Site Reliability Engineer employer: Experis - ManpowerGroup
Contact Detail:
Experis - ManpowerGroup Recruiting Team
StudySmarter Expert Advice 🤫
We think this is how you could land Site Reliability Engineer
✨Tip Number 1
Familiarise yourself with the specific tools mentioned in the job description, such as Dynatrace, Prometheus, and OpenTelemetry. Having hands-on experience with these tools will not only boost your confidence but also demonstrate your readiness to hit the ground running.
✨Tip Number 2
Showcase your understanding of SRE principles by discussing real-world examples where you've implemented SLIs and SLOs. This will help you stand out as someone who not only knows the theory but has practical experience in applying it.
✨Tip Number 3
Prepare to discuss your approach to collaboration and communication, especially in a remote setting. Highlight any past experiences where you've successfully worked with cross-functional teams to improve system reliability and performance.
✨Tip Number 4
Be ready to talk about your adaptability in dynamic environments. Share examples of how you've embraced change and driven continuous improvement in your previous roles, as this aligns well with the expectations of the Site Reliability Engineer position.

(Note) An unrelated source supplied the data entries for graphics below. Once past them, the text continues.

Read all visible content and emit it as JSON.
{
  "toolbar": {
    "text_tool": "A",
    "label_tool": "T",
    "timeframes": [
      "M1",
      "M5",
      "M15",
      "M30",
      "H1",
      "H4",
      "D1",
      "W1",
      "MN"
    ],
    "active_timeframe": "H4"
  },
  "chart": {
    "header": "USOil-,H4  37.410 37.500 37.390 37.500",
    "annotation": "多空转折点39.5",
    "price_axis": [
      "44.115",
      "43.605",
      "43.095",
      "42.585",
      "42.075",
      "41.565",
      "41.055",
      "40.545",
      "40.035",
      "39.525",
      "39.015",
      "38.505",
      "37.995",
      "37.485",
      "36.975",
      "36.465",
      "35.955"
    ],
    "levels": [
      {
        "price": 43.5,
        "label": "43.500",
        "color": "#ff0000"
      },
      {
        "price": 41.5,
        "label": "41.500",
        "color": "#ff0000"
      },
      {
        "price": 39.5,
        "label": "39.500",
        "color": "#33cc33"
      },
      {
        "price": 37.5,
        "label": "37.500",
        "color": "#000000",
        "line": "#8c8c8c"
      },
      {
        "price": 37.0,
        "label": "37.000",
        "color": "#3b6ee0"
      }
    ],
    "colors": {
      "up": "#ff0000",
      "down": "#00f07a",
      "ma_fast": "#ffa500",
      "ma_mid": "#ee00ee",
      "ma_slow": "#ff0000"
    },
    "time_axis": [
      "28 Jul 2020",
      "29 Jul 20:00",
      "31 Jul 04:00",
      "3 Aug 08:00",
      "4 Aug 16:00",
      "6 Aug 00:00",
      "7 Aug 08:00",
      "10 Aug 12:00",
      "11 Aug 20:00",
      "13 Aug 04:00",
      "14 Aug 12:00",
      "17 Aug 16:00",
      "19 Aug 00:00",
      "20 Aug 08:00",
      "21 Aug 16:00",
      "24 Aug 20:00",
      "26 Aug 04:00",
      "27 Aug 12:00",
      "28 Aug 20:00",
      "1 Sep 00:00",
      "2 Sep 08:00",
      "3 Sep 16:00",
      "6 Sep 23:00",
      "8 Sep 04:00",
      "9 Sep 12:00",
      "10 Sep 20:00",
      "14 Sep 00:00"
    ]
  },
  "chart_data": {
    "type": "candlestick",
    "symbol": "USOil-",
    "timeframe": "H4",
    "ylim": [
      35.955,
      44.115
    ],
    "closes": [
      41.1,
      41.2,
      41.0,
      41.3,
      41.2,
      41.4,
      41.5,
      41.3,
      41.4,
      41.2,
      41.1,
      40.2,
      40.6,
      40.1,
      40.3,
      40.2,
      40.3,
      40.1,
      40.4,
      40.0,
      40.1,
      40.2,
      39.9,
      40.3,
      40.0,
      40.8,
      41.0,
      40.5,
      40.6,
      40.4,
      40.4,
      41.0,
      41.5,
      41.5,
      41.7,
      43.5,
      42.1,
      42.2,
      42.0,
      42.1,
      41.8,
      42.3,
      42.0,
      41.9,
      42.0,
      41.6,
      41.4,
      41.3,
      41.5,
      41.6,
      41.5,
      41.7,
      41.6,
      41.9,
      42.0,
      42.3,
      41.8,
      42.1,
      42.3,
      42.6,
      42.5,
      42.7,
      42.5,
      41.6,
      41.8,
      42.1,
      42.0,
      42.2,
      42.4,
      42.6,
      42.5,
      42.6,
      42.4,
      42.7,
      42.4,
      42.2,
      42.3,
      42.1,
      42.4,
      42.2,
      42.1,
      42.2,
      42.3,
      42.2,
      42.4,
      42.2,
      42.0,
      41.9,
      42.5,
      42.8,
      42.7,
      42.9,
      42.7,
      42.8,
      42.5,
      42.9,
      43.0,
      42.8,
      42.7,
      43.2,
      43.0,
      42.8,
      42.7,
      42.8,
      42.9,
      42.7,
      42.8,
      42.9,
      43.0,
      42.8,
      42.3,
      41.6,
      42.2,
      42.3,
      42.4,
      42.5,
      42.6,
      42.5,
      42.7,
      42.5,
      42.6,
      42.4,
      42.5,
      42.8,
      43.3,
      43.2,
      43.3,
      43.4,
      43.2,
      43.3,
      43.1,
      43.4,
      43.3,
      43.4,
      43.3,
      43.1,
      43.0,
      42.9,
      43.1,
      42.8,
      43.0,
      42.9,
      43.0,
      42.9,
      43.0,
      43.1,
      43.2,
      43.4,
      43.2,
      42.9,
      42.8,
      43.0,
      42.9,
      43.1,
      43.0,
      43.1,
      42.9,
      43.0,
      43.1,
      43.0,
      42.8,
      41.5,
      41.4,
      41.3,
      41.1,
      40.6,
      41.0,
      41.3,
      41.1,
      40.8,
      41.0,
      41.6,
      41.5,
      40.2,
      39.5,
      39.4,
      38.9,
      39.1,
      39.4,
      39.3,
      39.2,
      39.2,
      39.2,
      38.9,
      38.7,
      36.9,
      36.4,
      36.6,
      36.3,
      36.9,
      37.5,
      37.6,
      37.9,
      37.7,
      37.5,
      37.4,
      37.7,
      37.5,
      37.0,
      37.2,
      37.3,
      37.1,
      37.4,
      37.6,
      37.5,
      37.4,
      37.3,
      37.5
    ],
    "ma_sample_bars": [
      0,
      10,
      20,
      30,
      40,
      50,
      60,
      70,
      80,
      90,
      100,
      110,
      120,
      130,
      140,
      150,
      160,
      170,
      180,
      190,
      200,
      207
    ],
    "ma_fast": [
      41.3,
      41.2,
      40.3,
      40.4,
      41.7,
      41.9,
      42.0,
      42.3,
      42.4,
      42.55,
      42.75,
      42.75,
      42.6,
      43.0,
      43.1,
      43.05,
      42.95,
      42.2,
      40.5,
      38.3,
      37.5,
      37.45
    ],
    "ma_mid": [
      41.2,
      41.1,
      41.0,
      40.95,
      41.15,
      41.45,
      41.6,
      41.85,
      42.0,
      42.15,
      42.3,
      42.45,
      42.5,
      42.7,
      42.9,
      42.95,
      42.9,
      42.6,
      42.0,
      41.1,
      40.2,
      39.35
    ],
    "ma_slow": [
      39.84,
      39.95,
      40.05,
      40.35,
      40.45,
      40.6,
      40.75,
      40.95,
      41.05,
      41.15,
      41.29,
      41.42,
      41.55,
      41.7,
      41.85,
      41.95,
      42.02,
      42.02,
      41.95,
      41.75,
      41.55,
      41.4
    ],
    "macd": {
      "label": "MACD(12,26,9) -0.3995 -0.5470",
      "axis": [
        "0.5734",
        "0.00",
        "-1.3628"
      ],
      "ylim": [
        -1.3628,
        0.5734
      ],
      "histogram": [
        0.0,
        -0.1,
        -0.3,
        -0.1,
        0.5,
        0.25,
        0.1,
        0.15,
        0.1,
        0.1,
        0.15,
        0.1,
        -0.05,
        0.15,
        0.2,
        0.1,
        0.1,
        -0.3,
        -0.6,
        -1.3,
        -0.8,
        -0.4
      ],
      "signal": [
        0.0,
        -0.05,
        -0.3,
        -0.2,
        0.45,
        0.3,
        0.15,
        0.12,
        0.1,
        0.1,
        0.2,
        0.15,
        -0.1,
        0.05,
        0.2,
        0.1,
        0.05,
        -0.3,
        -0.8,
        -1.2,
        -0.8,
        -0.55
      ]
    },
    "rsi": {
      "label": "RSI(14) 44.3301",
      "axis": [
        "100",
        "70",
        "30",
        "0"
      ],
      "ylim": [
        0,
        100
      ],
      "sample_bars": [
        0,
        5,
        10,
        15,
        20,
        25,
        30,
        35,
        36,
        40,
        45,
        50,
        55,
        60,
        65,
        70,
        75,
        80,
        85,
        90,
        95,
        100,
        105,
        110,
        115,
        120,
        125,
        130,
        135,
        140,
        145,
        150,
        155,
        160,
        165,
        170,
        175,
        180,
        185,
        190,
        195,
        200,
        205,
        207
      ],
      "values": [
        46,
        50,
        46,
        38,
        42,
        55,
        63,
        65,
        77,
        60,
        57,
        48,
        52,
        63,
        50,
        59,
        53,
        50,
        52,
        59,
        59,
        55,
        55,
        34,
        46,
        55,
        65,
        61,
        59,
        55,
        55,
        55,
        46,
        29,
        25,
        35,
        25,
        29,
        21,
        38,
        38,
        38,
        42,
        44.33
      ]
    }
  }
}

We think you need these skills to ace Site Reliability Engineer
Some tips for your application 🫡
Tailor Your CV: Make sure your CV highlights your experience with SRE principles, observability tools, and cloud environments. Use specific examples that demonstrate your expertise in creating SLIs and SLOs, as well as your hands-on experience with monitoring tools like Dynatrace and Prometheus.
Craft a Compelling Cover Letter: In your cover letter, express your enthusiasm for the role and the company. Discuss how your skills align with the job description, particularly your ability to drive continuous improvement and collaborate with cross-functional teams. Mention any relevant projects or achievements that showcase your capabilities.

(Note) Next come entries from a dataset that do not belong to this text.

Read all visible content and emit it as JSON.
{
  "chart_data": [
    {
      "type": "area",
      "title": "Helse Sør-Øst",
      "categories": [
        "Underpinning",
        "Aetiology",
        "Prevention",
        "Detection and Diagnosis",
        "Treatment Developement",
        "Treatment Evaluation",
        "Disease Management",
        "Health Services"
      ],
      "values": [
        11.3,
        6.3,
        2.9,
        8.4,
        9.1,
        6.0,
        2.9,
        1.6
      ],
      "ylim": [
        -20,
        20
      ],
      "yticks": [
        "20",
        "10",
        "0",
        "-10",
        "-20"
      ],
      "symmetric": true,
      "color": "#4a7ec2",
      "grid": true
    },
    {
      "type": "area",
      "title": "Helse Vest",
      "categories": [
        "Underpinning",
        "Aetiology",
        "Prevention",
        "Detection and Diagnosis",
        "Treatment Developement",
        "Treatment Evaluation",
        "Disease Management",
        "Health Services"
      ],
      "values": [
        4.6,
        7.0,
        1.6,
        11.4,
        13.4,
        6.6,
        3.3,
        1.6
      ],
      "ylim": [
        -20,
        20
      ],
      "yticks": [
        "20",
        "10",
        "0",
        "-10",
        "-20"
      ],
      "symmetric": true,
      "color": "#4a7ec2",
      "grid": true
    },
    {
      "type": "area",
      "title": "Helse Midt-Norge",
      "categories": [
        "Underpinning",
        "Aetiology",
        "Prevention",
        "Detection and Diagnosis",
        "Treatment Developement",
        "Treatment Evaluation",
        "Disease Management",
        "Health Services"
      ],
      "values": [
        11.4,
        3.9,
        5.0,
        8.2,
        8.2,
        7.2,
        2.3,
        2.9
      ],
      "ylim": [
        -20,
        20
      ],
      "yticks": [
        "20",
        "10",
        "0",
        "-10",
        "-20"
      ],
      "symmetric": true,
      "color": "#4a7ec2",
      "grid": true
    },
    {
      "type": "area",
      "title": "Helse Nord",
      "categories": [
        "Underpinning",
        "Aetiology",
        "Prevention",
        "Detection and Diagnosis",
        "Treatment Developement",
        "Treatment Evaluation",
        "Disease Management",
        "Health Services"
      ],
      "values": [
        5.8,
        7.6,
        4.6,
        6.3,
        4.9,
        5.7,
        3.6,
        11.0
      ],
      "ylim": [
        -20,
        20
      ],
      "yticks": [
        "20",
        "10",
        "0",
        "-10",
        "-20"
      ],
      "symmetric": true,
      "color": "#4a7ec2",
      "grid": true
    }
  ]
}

Highlight Relevant Experience: When detailing your work history, focus on roles where you implemented SRE practices or worked with cloud infrastructure. Be specific about your contributions to improving system reliability and performance, and include metrics or outcomes where possible.
Showcase Your Soft Skills: Since collaboration is key in this role, emphasise your teamwork and communication skills. Provide examples of how you've successfully worked with others to achieve common goals, especially in dynamic, technology-driven environments.
How to prepare for a job interview at Experis - ManpowerGroup
✨Understand SRE Principles
Make sure you have a solid grasp of Site Reliability Engineering principles, especially around SLIs and SLOs. Be prepared to discuss how you've implemented these in past roles and the impact they had on system reliability.
✨Showcase Your Technical Skills
Highlight your hands-on experience with monitoring tools like Dynatrace, Prometheus, and OpenTelemetry. Be ready to provide examples of how you've used these tools to enhance observability and troubleshoot issues.
✨Demonstrate Collaboration Abilities
Since this role involves working with cross-functional teams, be prepared to share examples of how you've successfully collaborated with developers and other stakeholders to improve system performance and reliability.
✨Prepare for Scenario-Based Questions
Expect scenario-based questions that assess your problem-solving skills in real-time situations. Think about past challenges you've faced in SRE roles and how you approached them, focusing on your decision-making process and outcomes.